For the last four years, we have had the privilege to participate in the a Hatian Art Exhibit taking place in Casa de Campo, hosted by long time villa owner José Buera and Gael Monnin, manager and owner of the Galerie Monnin, in Pétionville, Haiti. This coming Saturday the 22nd of August will mark the Fourth Annual Contemporary Haitian Art Exhibit in Casa de Campo.
Almost five years ago, José Buera was looking for a vintage Properre Pierre-Louis loa for his vodou art collection. After a year of looking with no success, he stumbled into Gael Monnin though a mutual contact in the Small World Network. Promptly Gael offered him a unique piece from her family collection that José could not refuse. Grateful for having been offered an opportunity to acquire such a rare piece, José invited Gael to visit Casa de Campo. Gael accepted on one condition, she would come as long as she could have an art exhibit over in the DR. Three weeks after the purchase, Gael showed up in Punta Minitas with a truckload of Haitian paintings and her sister, internationally renowned painter Pascale Monnin. And so was the beginning of a great friendship.
Gael and Jose, both shocked at the lack of mutual knowledge between the neighboring nations, seized the chance to use the art exhibit as a way to promote Haitian culture in the Dominican Republic. Now on its fourth year, the art exhibit and party has become a fun way for Casa de Campo residents and villa owners to get a glimpse at parts of Haitian culture otherwise alien to the Dominican community.
The setting for the annual Haitian Art Exhibit, is a work of art itself – Punta Minitas 37. A modernist Caribbean villa that when finished in the mid 80s was literally on the edge of the resort, and now finds itself in the heart of it.

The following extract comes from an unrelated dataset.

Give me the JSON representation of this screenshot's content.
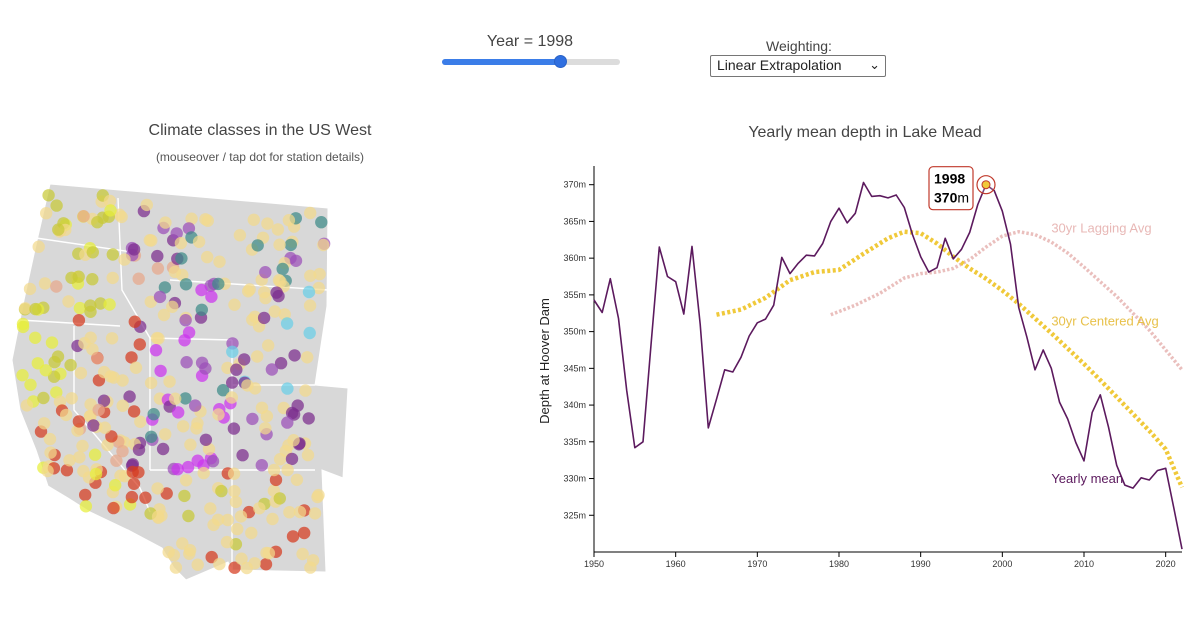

The villa overlooks the Marina Casa de Campo and the Caribbean Sea, providing an ideal setting for enjoying Haitian art.
For those not familiar with modern Hatian Art, this event is one to make sure to attend. Haitian Art is unique in its combination of ancestral traditions with outstanding craftmanship. Its origins date to the early 20th century, when untrained local craftmen were given access to paint and brushes developing their unique way of capturing their world around them. Vodou and its rituals are ever present in Haitian art, just as it permeates Haitian daily life. From its early origins in the 20th century Haitian art has travelled a varied path from the creation of art naïve to the development of internationally recognized as like Hyppolite, and movements like the Saint Soleil. Ever evolving, new faces have appeared in the Haitian art scene that continues to capture international recognition, with painters like Mario Benjamin or sculptors like Lherrison.
This year’s exhibit focuses on pieces from Haitian contemporary art scene, highlighting works from Mario Banjamin, Pascale Monnin, Marc Lee Stead, or Clerisier, combined with Vodou religious art sculptures and artifacts.

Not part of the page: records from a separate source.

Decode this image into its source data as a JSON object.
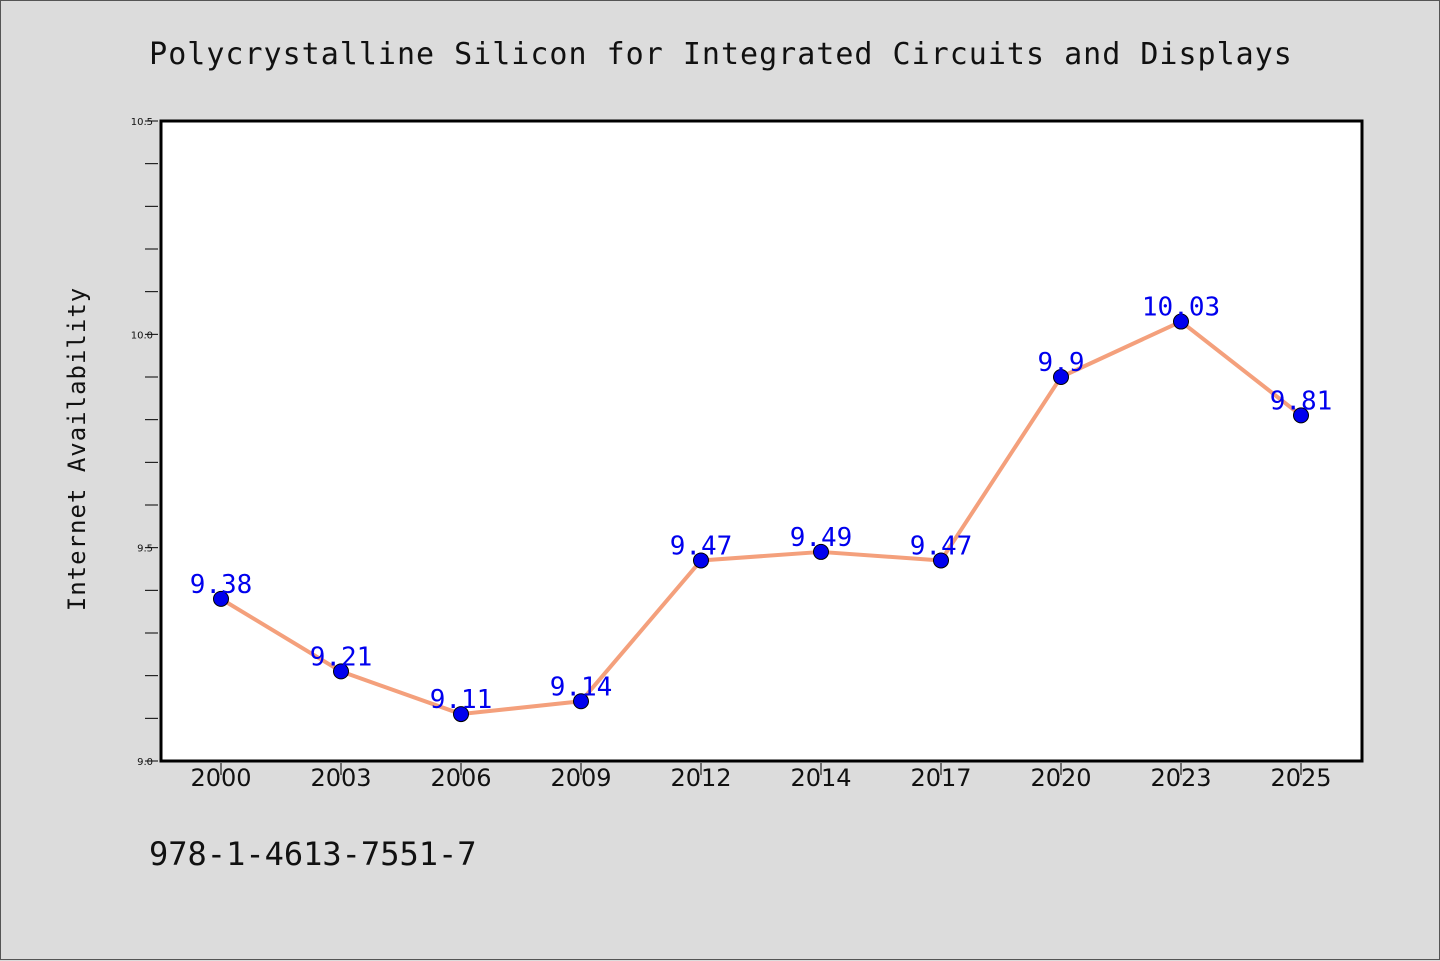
{
  "chart_data": {
    "type": "line",
    "title": "Polycrystalline Silicon for Integrated Circuits and Displays",
    "xlabel": "",
    "ylabel": "Internet Availability",
    "categories": [
      "2000",
      "2003",
      "2006",
      "2009",
      "2012",
      "2014",
      "2017",
      "2020",
      "2023",
      "2025"
    ],
    "series": [
      {
        "values": [
          9.38,
          9.21,
          9.11,
          9.14,
          9.47,
          9.49,
          9.47,
          9.9,
          10.03,
          9.81
        ]
      }
    ],
    "data_labels": [
      "9.38",
      "9.21",
      "9.11",
      "9.14",
      "9.47",
      "9.49",
      "9.47",
      "9.9",
      "10.03",
      "9.81"
    ],
    "ylim": [
      9.0,
      10.5
    ],
    "yticks": [
      "9.0",
      "9.5",
      "10.0",
      "10.5"
    ],
    "grid": false,
    "colors": {
      "line": "#f4a07c",
      "marker": "#0000ee",
      "label": "#0000ee",
      "background": "#dcdcdc",
      "plot_background": "#ffffff"
    }
  },
  "footer": {
    "isbn": "978-1-4613-7551-7"
  }
}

To learn a little more about the History of Haitian Art, visit: http://www.discoverhaiti.com/artsynop.htm
The exhibition is open to all art lovers in Casa de Campo whom may be looking to experience something new, or may just be looking for that perfect piece for their foyer. So whether your in the mood for something a little exotic, or just up for a fun evening of art and culture with friends, be sure drop by this Saturday after 7 pm.